La segunda (sin)razón aducida por la Cancillería es aún más incomprensible. Dice textualmente: “Para que la celebración de elecciones libres y transparentes en Venezuela sea abierta a la participación de todas las fuerzas políticas, deben hacerse tomando en cuenta a todos los actores políticos”. La frase parece copiada del párrafo de la declaración citado arriba, pero, aun así, le dijimos no.
Es decir, conceptualmente, la negativa a firmar carece de sustento; política y diplomáticamente, no tiene explicación. Por ello, a menos que todo sea producto de una suprema impericia, pareciera que, en el trasfondo, podría haber una reconsideración de postura ante Venezuela. Eso es lo que más nos preocupa.
A lo anterior se une otro hecho, menos grave y más confuso, pero también inquietante: la manera como el gobierno manejó la disputa sobre el control del inmueble de la Embajada de Venezuela en el país.
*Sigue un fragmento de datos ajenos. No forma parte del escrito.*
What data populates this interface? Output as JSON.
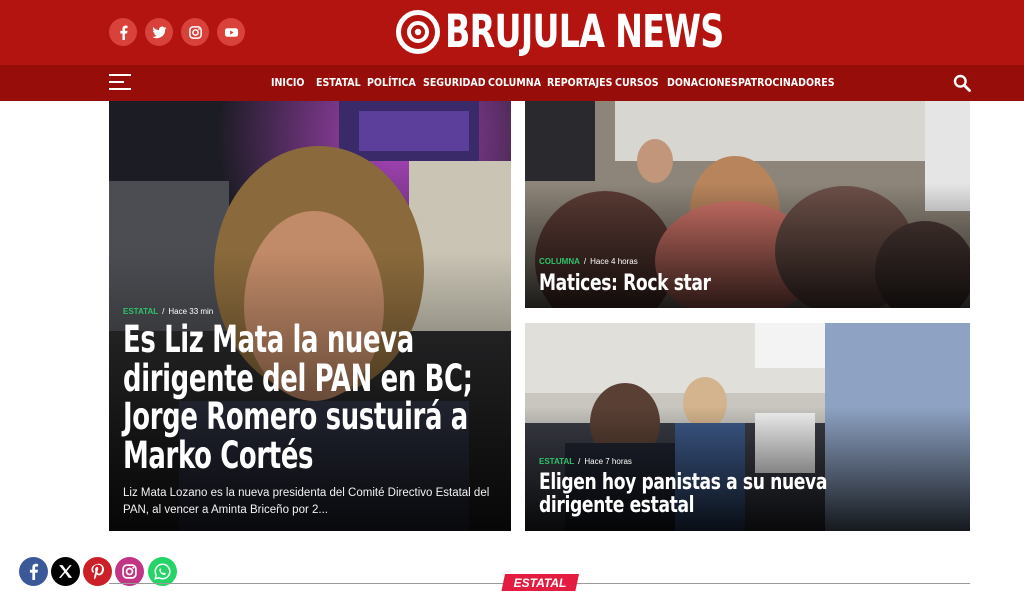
{
  "header": {
    "brand": "BRUJULA NEWS",
    "social": [
      {
        "name": "facebook-icon"
      },
      {
        "name": "twitter-icon"
      },
      {
        "name": "instagram-icon"
      },
      {
        "name": "youtube-icon"
      }
    ]
  },
  "nav": {
    "items": [
      {
        "label": "INICIO"
      },
      {
        "label": "ESTATAL"
      },
      {
        "label": "POLÍTICA"
      },
      {
        "label": "SEGURIDAD"
      },
      {
        "label": "COLUMNA"
      },
      {
        "label": "REPORTAJES"
      },
      {
        "label": "CURSOS"
      },
      {
        "label": "DONACIONES"
      },
      {
        "label": "PATROCINADORES"
      }
    ],
    "menu_icon": "hamburger-menu-icon",
    "search_icon": "search-icon"
  },
  "featured": {
    "category": "ESTATAL",
    "time": "Hace 33 min",
    "title_lines": [
      "Es Liz Mata la nueva",
      "dirigente del PAN en BC;",
      "Jorge Romero sustuirá a",
      "Marko Cortés"
    ],
    "excerpt": "Liz Mata Lozano es la nueva presidenta del Comité Directivo Estatal del PAN, al vencer a Aminta Briceño por 2..."
  },
  "story_top": {
    "category": "COLUMNA",
    "time": "Hace 4 horas",
    "title": "Matices: Rock star"
  },
  "story_bottom": {
    "category": "ESTATAL",
    "time": "Hace 7 horas",
    "title_lines": [
      "Eligen hoy panistas a su nueva",
      "dirigente estatal"
    ]
  },
  "share_bar": [
    {
      "name": "facebook-share-icon",
      "color": "#3b5998"
    },
    {
      "name": "x-share-icon",
      "color": "#000000"
    },
    {
      "name": "pinterest-share-icon",
      "color": "#cb2027"
    },
    {
      "name": "instagram-share-icon",
      "color": "#c13584"
    },
    {
      "name": "whatsapp-share-icon",
      "color": "#25d366"
    }
  ],
  "section": {
    "label": "ESTATAL"
  },
  "colors": {
    "brand_red": "#b3140f",
    "nav_red": "#970d0a",
    "category_green": "#2fc26a",
    "section_pink": "#e31d42"
  }
}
De acuerdo con la Convención de Viena sobre Relaciones Diplomáticas, desde que el 14 de febrero la embajadora venezolana, María Farías, presentó sus cartas credenciales al presidente, Carlos Alvarado, asumió sus funciones como jefa de misión. De forma paralela, fueron cesados en sus cargos los diplomáticos de Maduro, quienes conducían hasta entonces las relaciones y de inmediato perdieron toda representación y, por ende, legitimidad para permanecer en la embajada. El gobierno les otorgó 60 días naturales para salir del país, nada más.
En ninguna comunicación pública consta –y presumimos que tampoco en privadas– que eso implicara mantener control de la misión. La razón es simple: según la misma Convención, el Estado “receptor” (Costa Rica) no tiene jurisdicción alguna sobre la legación diplomática del Estado “acreditante” (Venezuela). Si nuestro gobierno hubiera indicado lo contrario, habría violado claramente una norma internacional.
Por lo anterior, cuando la embajadora ingresó en el inmueble, lo hizo con apego a la Convención de Viena y con una adecuada interpretación de qué implicaban los 60 días concedidos a tres ciudadanos (ya no diplomáticos) que el gobierno había declarado “no aceptables” para que arreglaran sus asuntos personales y abandonaran Costa Rica. Por ende, calificar la acción legítima de la verdadera representante como un “inaceptable ingreso” carece de sustento. ¿Por qué, entonces, la reacción destemplada del gobierno? No la entendemos.
La suma de este incidente y la negativa a firmar la Declaración del Grupo de Lima acrecientan la inquietud que, de por sí, cada uno produce, tanto sobre la posición del gobierno ante la tragedia venezolana como sobre la competencia de la Cancillería para manejar asuntos tan delicados. Nuestra confianza es que se corrijan las debilidades que lo anterior revela; nuestra esperanza, que solo se trate de eso.